ConlangCrafter : l'IA apprend à créer des langues construites
UC Berkeley
Google/DeepMind
Des chercheurs de l'Université de Californie à Berkeley ont développé le modèle ConlangCrafter, capable de générer de nouvelles langues construites (conlangs) avec une grande diversité et cohérence. Le système surpasse les LLM standards tels que Gemini-2.5-Pro de près du double sur ces métriques, et peut être appliqué pour étudier des langues non humaines et tester l'influence de la structure linguistique sur les performances des modèles de NLP.

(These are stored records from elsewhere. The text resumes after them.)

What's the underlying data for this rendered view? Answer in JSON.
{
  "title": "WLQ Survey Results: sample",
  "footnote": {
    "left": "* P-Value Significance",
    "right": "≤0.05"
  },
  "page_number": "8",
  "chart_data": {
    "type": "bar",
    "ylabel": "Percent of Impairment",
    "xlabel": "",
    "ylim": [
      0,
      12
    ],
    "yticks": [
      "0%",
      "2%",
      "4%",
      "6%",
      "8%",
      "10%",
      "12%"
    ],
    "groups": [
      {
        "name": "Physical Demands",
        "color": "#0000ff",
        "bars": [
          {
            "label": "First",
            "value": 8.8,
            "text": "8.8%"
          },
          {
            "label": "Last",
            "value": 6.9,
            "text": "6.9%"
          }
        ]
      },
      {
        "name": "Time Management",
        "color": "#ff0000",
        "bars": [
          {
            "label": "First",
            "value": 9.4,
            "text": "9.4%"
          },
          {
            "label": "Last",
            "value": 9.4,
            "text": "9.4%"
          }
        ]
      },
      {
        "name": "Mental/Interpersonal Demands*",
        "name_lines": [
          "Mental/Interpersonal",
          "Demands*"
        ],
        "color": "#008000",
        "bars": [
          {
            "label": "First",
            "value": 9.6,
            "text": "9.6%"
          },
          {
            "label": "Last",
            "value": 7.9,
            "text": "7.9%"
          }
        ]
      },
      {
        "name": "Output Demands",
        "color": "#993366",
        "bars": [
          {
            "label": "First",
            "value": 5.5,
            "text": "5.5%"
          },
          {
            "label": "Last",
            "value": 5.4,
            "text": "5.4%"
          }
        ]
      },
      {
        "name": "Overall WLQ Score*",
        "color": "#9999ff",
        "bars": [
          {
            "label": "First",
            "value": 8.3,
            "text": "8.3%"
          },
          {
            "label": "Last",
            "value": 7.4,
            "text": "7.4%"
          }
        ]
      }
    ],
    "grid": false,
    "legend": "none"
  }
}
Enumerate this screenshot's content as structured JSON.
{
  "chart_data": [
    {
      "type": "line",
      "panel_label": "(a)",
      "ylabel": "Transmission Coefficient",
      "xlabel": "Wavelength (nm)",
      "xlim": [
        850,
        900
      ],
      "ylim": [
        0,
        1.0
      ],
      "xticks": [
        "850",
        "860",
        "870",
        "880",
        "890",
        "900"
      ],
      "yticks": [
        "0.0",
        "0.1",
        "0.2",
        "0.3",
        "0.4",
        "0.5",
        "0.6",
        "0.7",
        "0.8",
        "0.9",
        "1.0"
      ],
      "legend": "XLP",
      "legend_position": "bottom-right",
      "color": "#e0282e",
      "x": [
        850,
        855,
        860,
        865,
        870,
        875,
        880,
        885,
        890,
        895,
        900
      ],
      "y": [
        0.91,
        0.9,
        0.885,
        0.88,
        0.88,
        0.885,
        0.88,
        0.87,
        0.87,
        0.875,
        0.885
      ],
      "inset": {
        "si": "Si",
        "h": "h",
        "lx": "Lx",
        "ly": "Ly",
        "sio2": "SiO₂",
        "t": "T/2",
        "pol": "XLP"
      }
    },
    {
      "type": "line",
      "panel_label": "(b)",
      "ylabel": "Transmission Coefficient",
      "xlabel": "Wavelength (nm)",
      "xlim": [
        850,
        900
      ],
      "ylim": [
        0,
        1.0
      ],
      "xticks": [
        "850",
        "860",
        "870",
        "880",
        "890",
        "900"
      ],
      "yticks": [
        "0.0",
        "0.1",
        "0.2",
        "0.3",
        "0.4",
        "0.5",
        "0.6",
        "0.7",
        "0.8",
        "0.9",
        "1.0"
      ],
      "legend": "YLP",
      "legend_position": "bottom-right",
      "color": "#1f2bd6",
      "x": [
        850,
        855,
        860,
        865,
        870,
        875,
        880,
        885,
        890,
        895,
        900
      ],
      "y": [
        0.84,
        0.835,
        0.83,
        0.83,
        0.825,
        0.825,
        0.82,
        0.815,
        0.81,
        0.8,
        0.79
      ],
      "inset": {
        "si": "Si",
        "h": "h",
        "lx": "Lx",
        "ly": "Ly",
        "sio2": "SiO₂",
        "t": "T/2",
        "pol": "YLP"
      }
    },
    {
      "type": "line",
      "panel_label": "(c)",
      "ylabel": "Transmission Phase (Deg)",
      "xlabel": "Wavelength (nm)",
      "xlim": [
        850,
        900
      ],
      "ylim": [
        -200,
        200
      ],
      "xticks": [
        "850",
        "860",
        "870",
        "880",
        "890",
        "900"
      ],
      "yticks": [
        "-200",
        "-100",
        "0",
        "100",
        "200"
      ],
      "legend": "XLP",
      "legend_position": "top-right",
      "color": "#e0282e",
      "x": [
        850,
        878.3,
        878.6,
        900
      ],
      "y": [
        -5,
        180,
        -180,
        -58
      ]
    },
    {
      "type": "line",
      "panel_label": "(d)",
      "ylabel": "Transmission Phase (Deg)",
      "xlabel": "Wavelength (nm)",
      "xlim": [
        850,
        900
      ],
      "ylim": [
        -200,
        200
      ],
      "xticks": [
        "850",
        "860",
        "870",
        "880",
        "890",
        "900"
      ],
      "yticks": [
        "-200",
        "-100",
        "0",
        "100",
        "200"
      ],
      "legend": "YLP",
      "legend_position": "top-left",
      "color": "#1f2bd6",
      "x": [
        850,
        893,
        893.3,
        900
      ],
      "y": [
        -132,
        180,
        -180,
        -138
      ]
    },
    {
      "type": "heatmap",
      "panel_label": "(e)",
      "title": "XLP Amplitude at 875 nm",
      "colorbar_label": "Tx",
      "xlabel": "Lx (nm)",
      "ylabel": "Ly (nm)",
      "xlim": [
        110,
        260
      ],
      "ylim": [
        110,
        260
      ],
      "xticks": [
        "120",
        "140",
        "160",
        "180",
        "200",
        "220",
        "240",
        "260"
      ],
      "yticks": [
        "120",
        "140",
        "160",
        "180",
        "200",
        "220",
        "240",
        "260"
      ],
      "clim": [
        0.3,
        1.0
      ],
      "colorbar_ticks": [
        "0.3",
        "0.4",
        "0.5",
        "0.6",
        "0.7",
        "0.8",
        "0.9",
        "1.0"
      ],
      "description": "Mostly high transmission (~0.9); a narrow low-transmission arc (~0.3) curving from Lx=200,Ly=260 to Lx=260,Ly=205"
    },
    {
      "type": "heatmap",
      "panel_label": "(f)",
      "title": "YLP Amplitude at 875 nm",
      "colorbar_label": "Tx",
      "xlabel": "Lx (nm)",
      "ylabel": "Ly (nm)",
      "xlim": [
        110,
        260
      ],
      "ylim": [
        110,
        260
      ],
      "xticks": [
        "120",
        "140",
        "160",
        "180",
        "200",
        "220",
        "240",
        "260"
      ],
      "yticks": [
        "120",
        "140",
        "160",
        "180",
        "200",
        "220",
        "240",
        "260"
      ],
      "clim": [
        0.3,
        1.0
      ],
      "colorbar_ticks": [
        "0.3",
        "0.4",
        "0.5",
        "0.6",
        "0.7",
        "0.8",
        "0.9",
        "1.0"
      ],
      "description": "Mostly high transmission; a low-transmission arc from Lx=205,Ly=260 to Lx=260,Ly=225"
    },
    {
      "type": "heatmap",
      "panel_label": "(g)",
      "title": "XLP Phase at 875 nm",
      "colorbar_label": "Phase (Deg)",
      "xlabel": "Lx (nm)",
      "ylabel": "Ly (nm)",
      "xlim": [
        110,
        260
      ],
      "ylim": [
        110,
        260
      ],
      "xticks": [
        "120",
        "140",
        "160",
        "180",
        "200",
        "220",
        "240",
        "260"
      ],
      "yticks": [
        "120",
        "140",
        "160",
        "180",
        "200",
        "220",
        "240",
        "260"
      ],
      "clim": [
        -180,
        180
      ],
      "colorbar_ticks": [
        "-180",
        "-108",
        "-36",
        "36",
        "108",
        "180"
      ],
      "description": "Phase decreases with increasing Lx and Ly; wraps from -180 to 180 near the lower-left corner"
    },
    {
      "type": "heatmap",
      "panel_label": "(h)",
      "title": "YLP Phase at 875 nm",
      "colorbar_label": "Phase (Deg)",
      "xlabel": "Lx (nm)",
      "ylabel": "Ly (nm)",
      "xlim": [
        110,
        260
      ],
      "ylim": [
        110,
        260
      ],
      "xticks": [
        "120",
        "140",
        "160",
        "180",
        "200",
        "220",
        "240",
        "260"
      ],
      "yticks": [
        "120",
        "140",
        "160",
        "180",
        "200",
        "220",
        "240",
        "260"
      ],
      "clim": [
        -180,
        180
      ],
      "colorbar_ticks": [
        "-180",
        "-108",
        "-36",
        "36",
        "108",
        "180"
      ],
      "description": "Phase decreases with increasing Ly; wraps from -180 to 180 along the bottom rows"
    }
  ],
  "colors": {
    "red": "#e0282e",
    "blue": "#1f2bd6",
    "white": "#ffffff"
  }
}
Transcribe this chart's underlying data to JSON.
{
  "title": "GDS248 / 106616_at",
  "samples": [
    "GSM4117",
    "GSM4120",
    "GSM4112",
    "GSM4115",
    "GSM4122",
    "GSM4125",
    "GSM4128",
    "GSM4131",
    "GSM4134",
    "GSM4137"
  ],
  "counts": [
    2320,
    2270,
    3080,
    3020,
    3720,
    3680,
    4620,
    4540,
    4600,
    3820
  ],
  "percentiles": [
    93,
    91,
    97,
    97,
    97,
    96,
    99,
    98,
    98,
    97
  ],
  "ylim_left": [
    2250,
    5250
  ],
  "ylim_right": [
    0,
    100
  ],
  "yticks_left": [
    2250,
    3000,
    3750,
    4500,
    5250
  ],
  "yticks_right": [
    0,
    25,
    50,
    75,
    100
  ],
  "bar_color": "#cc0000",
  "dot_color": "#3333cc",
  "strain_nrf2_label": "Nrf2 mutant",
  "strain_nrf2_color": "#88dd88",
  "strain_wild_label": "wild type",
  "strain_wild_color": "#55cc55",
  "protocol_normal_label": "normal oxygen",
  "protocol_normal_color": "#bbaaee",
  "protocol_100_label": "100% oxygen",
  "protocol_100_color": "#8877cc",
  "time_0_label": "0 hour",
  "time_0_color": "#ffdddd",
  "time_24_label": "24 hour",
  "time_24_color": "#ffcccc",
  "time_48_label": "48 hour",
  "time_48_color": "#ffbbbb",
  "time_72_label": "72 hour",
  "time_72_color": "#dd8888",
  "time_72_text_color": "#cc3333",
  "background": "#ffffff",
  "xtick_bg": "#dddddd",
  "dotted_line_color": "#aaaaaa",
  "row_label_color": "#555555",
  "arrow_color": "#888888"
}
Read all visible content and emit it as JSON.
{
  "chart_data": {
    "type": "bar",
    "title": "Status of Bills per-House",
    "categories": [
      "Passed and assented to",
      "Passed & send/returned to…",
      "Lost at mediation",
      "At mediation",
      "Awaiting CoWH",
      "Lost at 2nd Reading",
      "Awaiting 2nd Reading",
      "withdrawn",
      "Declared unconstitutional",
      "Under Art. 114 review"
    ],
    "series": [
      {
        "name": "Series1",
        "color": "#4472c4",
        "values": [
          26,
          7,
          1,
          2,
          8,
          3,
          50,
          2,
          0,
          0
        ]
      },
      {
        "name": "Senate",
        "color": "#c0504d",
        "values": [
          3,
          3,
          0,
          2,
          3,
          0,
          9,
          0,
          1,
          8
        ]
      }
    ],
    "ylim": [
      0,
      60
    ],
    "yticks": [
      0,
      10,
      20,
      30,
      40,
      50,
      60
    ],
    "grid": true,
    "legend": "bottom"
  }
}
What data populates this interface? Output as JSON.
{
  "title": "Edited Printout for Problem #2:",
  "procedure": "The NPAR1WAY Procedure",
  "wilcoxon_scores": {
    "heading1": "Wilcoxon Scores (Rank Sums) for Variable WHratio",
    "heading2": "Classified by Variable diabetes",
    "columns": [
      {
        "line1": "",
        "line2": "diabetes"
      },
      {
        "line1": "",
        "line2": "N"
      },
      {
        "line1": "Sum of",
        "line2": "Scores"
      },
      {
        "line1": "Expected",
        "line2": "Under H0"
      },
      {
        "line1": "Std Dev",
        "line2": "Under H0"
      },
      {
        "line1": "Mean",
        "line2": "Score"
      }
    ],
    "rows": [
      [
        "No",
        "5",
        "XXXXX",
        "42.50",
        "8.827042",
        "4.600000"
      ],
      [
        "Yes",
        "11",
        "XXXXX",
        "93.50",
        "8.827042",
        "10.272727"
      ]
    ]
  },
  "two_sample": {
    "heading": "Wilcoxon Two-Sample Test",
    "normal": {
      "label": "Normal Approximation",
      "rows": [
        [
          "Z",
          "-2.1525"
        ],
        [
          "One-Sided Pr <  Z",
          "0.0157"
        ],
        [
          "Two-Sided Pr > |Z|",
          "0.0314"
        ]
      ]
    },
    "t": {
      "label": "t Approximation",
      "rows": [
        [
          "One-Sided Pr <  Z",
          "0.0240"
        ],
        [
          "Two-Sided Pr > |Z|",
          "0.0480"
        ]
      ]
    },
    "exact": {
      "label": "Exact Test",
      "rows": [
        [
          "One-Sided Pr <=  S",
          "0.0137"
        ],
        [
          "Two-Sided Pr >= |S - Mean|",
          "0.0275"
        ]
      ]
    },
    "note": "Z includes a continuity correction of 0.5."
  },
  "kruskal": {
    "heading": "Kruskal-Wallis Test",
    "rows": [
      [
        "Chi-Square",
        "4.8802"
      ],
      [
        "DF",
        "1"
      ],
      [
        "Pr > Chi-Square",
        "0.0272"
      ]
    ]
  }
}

Dans un article publié le 27 juin dans les Actes de l'Association for Computational Linguistics, un modèle nommé ConlangCrafter est décrit, développé sous la direction de Gasper Begus (Université de Californie à Berkeley) avec Morris Alper (Université Carnegie Mellon) et Mor Yanuka (Université de Tel Aviv). ConlangCrafter peut créer des langues artificielles, en suivant des règles linguistiques spécifiées par l'utilisateur (phonologie, morphosyntaxe, lexique) ou en les générant de manière autonome. Un générateur de nombres aléatoires introduit de la variabilité, et une boucle d'édition intégrée corrige les incohérences. Le système peut générer des langues inhabituelles, par exemple pour des céphalopodes utilisant des couleurs et des gestes. Comparé à des modèles de langage généraux tels que Gemini-2.5-Pro, ConlangCrafter a montré environ deux fois plus de diversité et près de 70 % de cohérence en plus. David Mortensen de l'Université Carnegie Mellon a noté que le modèle pourrait aider les chercheurs en traitement automatique du langage naturel à étudier l'impact de la structure linguistique sur les performances des modèles. ConlangCrafter est disponible gratuitement en ligne ; les développeurs reconnaissent des limitations dans la sémantique, l'usage contextuel du langage et les aspects visuels des systèmes d'écriture. Begus prévoit d'utiliser le modèle pour tester l'hypothèse de Sapir-Whorf sur l'influence du langage sur la pensée.